The future is not looking very good for a bulk carrier that remains pinned against a rocky shoreline along the Pacific coast of Mexico five days after it ran aground during record-breaking Hurricane Patricia.
The vessel, which still contains some 11,484 liters of oil and 489 cubic meters of diesel, is now showing obvious signs of catastrophic structural damage without so much as a single boom placed the vessel.
Mexico’s environmental agency PROFEPA says it has been monitoring the wreck of the Mexican-flagged Los Llanitos since it ran aground Friday, but the responsible party has been unresponsive to requests to even place containment barriers around the wreck.
The Mexican Navy is also involved in the response, but at this point it seems that no actual work has been done beyond monitoring the ship.
The ship ran aground in Barra de Navidad, Jalisco, on Friday, October 23rd as Category 5 Hurricane Patricia, the strongest hurricane ever recorded, slammed area with 165 mph winds. According to local media reports, the vessel attempted to ride out the storm at sea, but was forced aground in strong winds.
The location of the Los Llanitos grounding is just north of the Manzanillo, home to the busiest port on Mexico’s Pacific coast. AIS data shows the vessel’s position was recorded late on October 22nd when the ship was still in port.

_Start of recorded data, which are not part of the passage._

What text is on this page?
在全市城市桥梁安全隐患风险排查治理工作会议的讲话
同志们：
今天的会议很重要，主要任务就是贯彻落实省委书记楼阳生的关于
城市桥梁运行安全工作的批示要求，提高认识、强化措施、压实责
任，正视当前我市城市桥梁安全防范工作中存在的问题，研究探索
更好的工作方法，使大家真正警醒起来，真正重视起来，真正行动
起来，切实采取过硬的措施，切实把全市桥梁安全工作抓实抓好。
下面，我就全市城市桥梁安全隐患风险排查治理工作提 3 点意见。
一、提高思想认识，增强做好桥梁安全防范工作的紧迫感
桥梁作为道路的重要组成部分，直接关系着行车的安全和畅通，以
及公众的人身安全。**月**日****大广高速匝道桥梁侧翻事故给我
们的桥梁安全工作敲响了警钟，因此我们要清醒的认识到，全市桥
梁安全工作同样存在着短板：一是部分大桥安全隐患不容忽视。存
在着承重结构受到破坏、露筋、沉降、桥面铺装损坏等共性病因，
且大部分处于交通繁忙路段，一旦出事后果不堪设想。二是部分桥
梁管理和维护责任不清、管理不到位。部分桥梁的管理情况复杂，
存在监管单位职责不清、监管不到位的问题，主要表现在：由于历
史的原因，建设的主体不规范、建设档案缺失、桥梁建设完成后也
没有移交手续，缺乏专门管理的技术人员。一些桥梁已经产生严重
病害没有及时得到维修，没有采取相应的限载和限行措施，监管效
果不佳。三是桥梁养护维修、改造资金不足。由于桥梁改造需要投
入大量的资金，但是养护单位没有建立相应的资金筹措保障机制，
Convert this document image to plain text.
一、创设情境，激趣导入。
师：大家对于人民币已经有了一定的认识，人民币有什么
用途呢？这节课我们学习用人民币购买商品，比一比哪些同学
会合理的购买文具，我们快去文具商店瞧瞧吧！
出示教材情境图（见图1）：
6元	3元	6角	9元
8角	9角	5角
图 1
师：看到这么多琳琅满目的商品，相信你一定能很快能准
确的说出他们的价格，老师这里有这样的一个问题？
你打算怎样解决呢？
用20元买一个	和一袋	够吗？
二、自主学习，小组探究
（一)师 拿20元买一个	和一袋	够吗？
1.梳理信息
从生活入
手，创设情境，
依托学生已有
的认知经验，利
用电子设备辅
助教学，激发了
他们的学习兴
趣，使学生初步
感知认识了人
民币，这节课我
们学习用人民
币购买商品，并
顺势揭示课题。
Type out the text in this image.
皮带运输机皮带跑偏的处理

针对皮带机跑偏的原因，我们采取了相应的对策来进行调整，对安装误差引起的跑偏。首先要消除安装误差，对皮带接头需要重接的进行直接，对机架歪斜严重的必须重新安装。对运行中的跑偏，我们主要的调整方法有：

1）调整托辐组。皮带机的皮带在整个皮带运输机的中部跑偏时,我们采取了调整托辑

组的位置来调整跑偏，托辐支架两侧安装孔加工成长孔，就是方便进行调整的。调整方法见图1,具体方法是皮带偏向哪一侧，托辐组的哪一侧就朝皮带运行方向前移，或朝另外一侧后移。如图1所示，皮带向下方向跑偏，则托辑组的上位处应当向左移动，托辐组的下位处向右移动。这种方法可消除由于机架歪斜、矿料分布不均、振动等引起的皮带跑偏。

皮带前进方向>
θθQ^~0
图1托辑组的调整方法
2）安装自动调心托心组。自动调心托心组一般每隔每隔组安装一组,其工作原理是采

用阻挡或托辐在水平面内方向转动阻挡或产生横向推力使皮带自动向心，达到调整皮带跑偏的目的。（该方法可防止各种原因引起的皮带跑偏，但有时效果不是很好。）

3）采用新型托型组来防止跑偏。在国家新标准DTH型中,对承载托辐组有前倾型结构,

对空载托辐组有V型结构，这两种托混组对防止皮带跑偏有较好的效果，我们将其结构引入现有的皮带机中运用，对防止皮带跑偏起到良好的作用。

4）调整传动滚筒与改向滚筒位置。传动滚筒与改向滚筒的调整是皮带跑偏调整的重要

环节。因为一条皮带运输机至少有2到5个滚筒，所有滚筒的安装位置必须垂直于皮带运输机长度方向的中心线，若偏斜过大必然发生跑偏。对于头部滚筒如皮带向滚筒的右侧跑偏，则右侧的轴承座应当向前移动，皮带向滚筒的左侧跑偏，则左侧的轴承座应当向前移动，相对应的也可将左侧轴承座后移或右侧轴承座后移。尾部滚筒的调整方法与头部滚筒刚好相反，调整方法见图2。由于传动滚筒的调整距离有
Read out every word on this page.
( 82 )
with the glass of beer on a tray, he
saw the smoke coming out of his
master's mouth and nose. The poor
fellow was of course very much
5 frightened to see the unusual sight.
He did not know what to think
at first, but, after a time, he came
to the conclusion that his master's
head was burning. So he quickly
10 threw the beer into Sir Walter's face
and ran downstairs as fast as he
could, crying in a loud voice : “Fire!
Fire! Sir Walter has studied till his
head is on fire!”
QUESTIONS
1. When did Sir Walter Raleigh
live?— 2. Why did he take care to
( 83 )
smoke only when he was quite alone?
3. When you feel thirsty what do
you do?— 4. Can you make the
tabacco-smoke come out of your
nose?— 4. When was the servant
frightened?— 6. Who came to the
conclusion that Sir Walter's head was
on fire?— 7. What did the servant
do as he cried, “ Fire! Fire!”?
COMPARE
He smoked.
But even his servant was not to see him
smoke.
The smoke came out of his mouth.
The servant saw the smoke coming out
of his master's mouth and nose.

All 27 crew members have now been evacuated, including the 8 crew members who initially stayed onboard to assist in any salvage. No injuries have been reported.
PROFEPA said previously a small amount of oil has been released from the vessel and that most of the remaining oil is located in an area of the ship that has not been damaged, but it added that more serious damage to the ship is almost inevitable.
Media has described the Mexican government’s handling of Hurricane Patricia as a rare bit of good news – the storm did surprisingly little damage – but it would appear that their response to this looming environmental disaster is failing, particularly if all they are doing is awaiting a call back from the ship’s owner.
What we do know is that something needs to be done quickly because each passing storm has the potential to break this ship up further, risking the release of even more oil. And with this winter’s strong El Niño, the Pacific will continue to be particularly active.